Well yes, it would appear so.
I could just leave it there but having pointed out the sheer lunacy i feel compelled to factually debunk it. Ordinarily since he has made the contention the onus would be on Mr Brett to provide evidence for its accuracy. But i guess he can't really do that so i'll go straight to the refutation.
If the U.S. really needed that plutonium so badly, now and in the future, why has the Bush administration not reneged on the 1999 Clinton administration deal with Russia to sharply reduce their high yield plutonium stockpiles?
Also, taking into consideration its already mighty nuclear arsenal, the only reason the US would need more plutonium 239 (the admittedly cool sounding "weapons grade" stuff) is if it were to be considering developing new generations of nuclear weaponry. Something that has now been dropped from the agenda.
Perhaps most damaging for Mr Brett, the only really practical way of producing plutonium 239 is in research plants designed for just that purpose. As opposed to the commercial power reactors Blair proposes, whose most common byproduct is Plutonium 240.
I can only make one concession to the letter writers case. While it is possible to create a nuclear weapon from the reactor grade plutonium 240 that commercial power plants produce it is much more dangerous, much less cost effective, and much less likely to go critical. Hence it is unlikely to be of use to the US military unless it is in dire straits. Furthermore there is so much plutonium 240 littered around the worlds various reactors and reprocessing plants (including the more than 100 plants the US operates) that were that situation to come to pass it would not even be necessary for the US to be operating a single plant within its borders to get its hands on some.

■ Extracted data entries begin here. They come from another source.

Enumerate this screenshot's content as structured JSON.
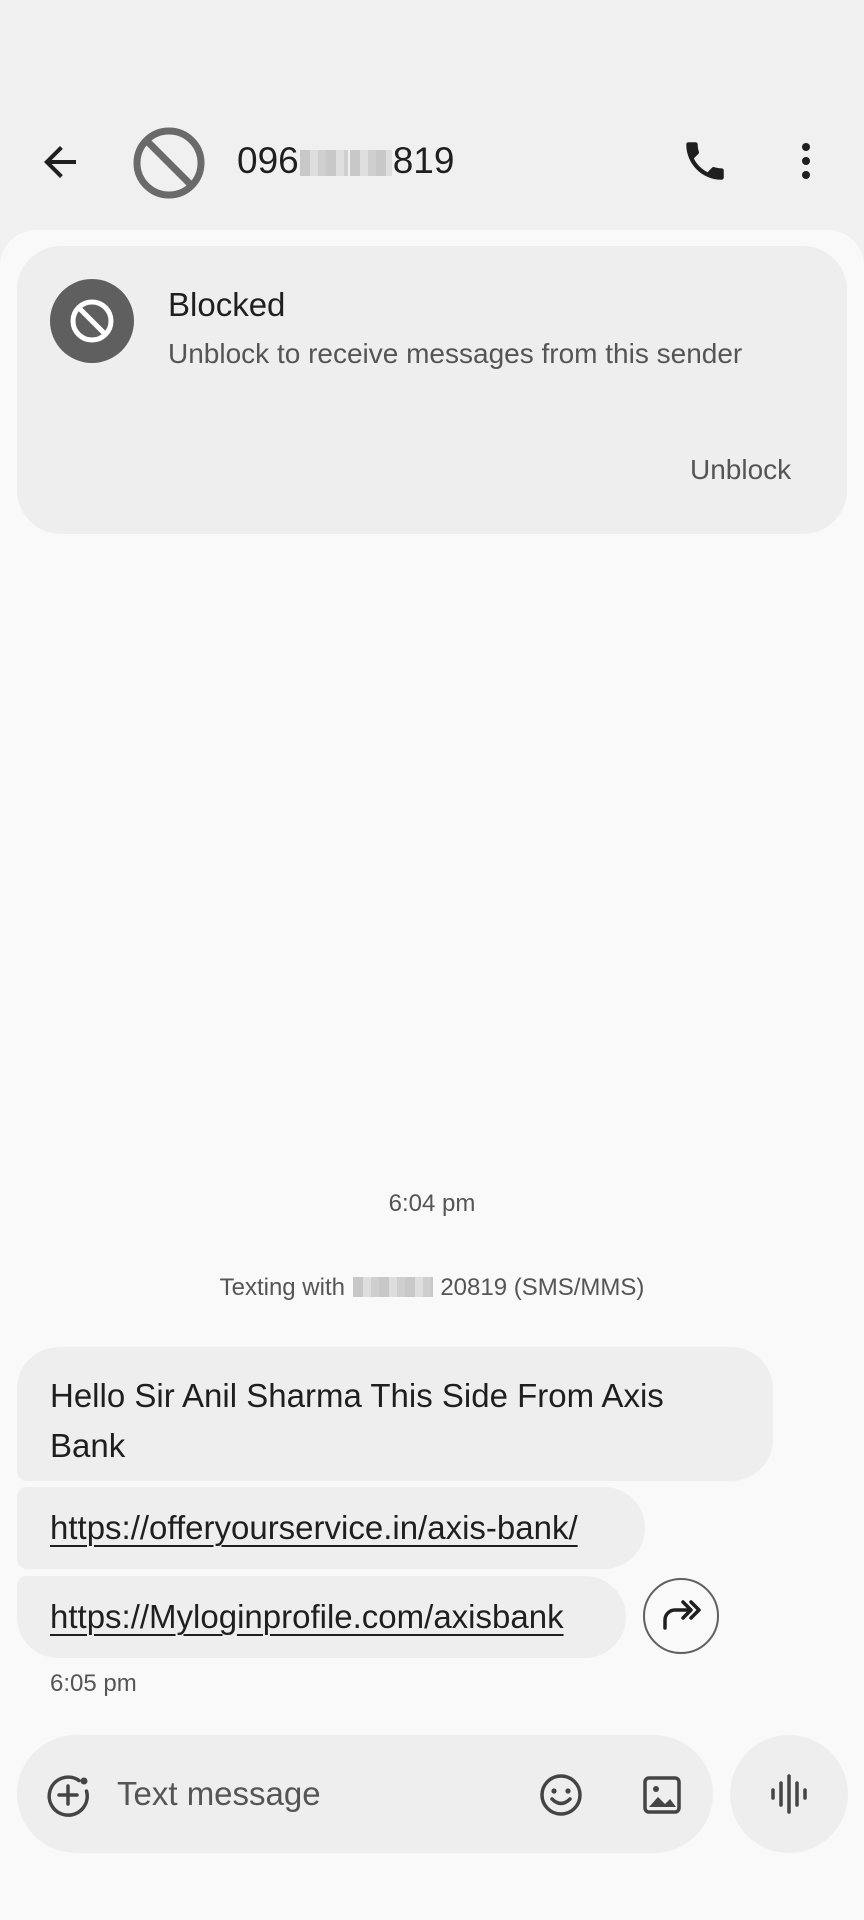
{
  "header": {
    "title_prefix": "096",
    "title_suffix": "819",
    "icons": {
      "back": "arrow-back-icon",
      "avatar": "blocked-icon",
      "call": "phone-icon",
      "more": "more-vert-icon"
    }
  },
  "blocked_card": {
    "title": "Blocked",
    "subtitle": "Unblock to receive messages from this sender",
    "action_label": "Unblock"
  },
  "conversation": {
    "timestamp_1": "6:04 pm",
    "texting_with_prefix": "Texting with",
    "texting_with_suffix": "20819 (SMS/MMS)",
    "messages": [
      {
        "text": "Hello Sir Anil Sharma This Side From Axis Bank"
      },
      {
        "text": "https://offeryourservice.in/axis-bank/"
      },
      {
        "text": "https://Myloginprofile.com/axisbank"
      }
    ],
    "timestamp_2": "6:05 pm"
  },
  "composer": {
    "placeholder": "Text message",
    "icons": {
      "add": "add-attachment-icon",
      "emoji": "emoji-icon",
      "gallery": "gallery-icon",
      "voice": "voice-waveform-icon"
    }
  },
  "colors": {
    "background": "#f0f0f0",
    "content": "#f9f9f9",
    "bubble": "#eeeeee",
    "text": "#1f1f1f",
    "secondary_text": "#555555",
    "blocked_icon": "#5f5f5f"
  }
}
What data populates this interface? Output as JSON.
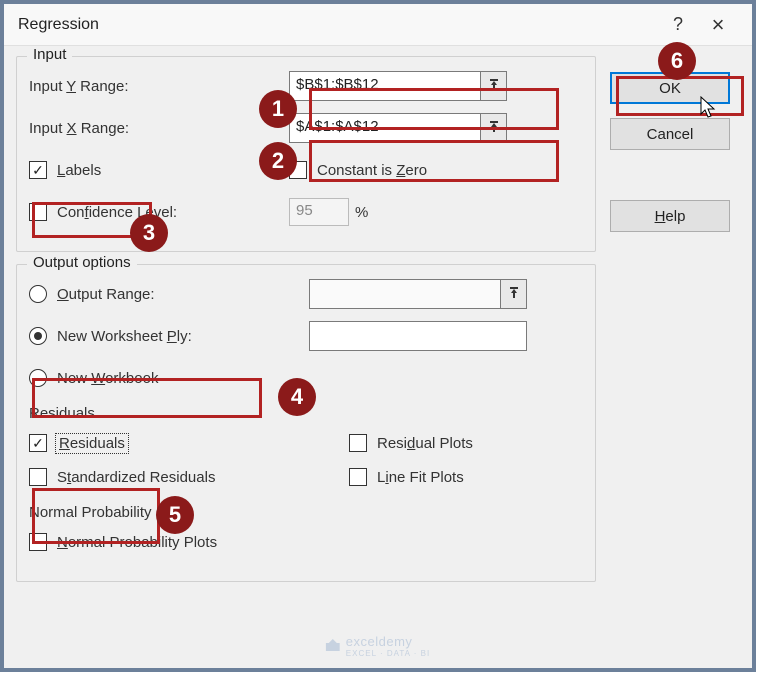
{
  "title": "Regression",
  "buttons": {
    "ok": "OK",
    "cancel": "Cancel",
    "help": "Help"
  },
  "input": {
    "legend": "Input",
    "y_label_pre": "Input ",
    "y_label_u": "Y",
    "y_label_post": " Range:",
    "y_value": "$B$1:$B$12",
    "x_label_pre": "Input ",
    "x_label_u": "X",
    "x_label_post": " Range:",
    "x_value": "$A$1:$A$12",
    "labels_u": "L",
    "labels_post": "abels",
    "constzero_pre": "Constant is ",
    "constzero_u": "Z",
    "constzero_post": "ero",
    "conf_pre": "Con",
    "conf_u": "f",
    "conf_post": "idence Level:",
    "conf_value": "95",
    "conf_pct": "%"
  },
  "output": {
    "legend": "Output options",
    "output_range_u": "O",
    "output_range_post": "utput Range:",
    "new_ws_pre": "New Worksheet ",
    "new_ws_u": "P",
    "new_ws_post": "ly:",
    "new_wb_pre": "New ",
    "new_wb_u": "W",
    "new_wb_post": "orkbook",
    "residuals_title": "Residuals",
    "residuals_u": "R",
    "residuals_post": "esiduals",
    "stdres_pre": "S",
    "stdres_u": "t",
    "stdres_post": "andardized Residuals",
    "resplot_pre": "Resi",
    "resplot_u": "d",
    "resplot_post": "ual Plots",
    "linefit_pre": "L",
    "linefit_u": "i",
    "linefit_post": "ne Fit Plots",
    "np_title": "Normal Probability",
    "np_u": "N",
    "np_post": "ormal Probability Plots"
  },
  "annotations": {
    "n1": "1",
    "n2": "2",
    "n3": "3",
    "n4": "4",
    "n5": "5",
    "n6": "6"
  },
  "watermark": {
    "main": "exceldemy",
    "sub": "EXCEL · DATA · BI"
  }
}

Sorry Mr Brett, must try harder (and maybe ease up on the crack a little bit).
The real argument should not be obscured by these kind of fantasies. Whether Britain should go ahead with a renewed civil nuclear power policy or not is a critically important issue, and one that i have not yet made my mind up on. However if i may lapse into a paranoid moment of my own (one which you will hopefully concede is justified) i cannot help but think that the matter has already been decided upon within the inner circles of whitehall.

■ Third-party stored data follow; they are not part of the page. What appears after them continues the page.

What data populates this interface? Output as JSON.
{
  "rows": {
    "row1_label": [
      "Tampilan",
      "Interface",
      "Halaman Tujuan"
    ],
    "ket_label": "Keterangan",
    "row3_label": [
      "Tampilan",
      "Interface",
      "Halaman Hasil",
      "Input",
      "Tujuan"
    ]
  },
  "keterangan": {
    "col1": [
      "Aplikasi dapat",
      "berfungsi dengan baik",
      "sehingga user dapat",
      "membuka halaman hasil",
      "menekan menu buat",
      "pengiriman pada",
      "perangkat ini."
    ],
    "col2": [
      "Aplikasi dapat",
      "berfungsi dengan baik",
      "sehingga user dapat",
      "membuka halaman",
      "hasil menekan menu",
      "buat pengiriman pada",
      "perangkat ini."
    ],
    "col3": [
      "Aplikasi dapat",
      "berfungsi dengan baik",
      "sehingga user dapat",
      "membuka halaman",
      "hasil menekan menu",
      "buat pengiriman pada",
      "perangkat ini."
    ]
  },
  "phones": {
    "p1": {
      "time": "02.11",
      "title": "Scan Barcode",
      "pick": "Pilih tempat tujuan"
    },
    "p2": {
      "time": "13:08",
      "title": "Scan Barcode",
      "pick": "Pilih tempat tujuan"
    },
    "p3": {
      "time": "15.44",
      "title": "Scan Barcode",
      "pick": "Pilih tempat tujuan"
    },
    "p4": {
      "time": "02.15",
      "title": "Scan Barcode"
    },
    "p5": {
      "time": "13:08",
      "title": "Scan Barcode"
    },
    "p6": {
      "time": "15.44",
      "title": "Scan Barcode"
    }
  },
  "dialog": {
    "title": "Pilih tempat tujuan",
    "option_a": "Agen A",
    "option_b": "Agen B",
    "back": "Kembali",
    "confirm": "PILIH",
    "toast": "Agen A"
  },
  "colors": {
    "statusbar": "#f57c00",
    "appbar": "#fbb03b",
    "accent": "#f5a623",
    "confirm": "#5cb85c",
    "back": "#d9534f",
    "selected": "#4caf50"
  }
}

Now where did i put my tinfoil beanie?

3 Comments:
While this involves activities across the pond in America, you might be interested to know there is a new techno-thriller novel about the American nuclear power industry, written by a longtime nuclear engineer (me, and available at no cost on the net. This book provides an entertaining and accurate portrait of the nuclear industry today and how a nuclear accident would be handled. It is called “Rad Decision”, and is currently at RadDecision.blogspot.com.
"I'd like to see Rad Decision widely read." - Stewart Brand, founder, The Whole Earth Catalog, noted futurist, tech icon.
I hope it's not the Dr Michael Brett who lectures at the London School Of Anti-Semitism (SOAS aka Oriental and African Studies)
Interesting that you mention that Laban but in this case i don't think it is the doctor, just a namesake.
A brief Google search came up with this chap, who looks a very likely candidate judging by the Kaffiyeh.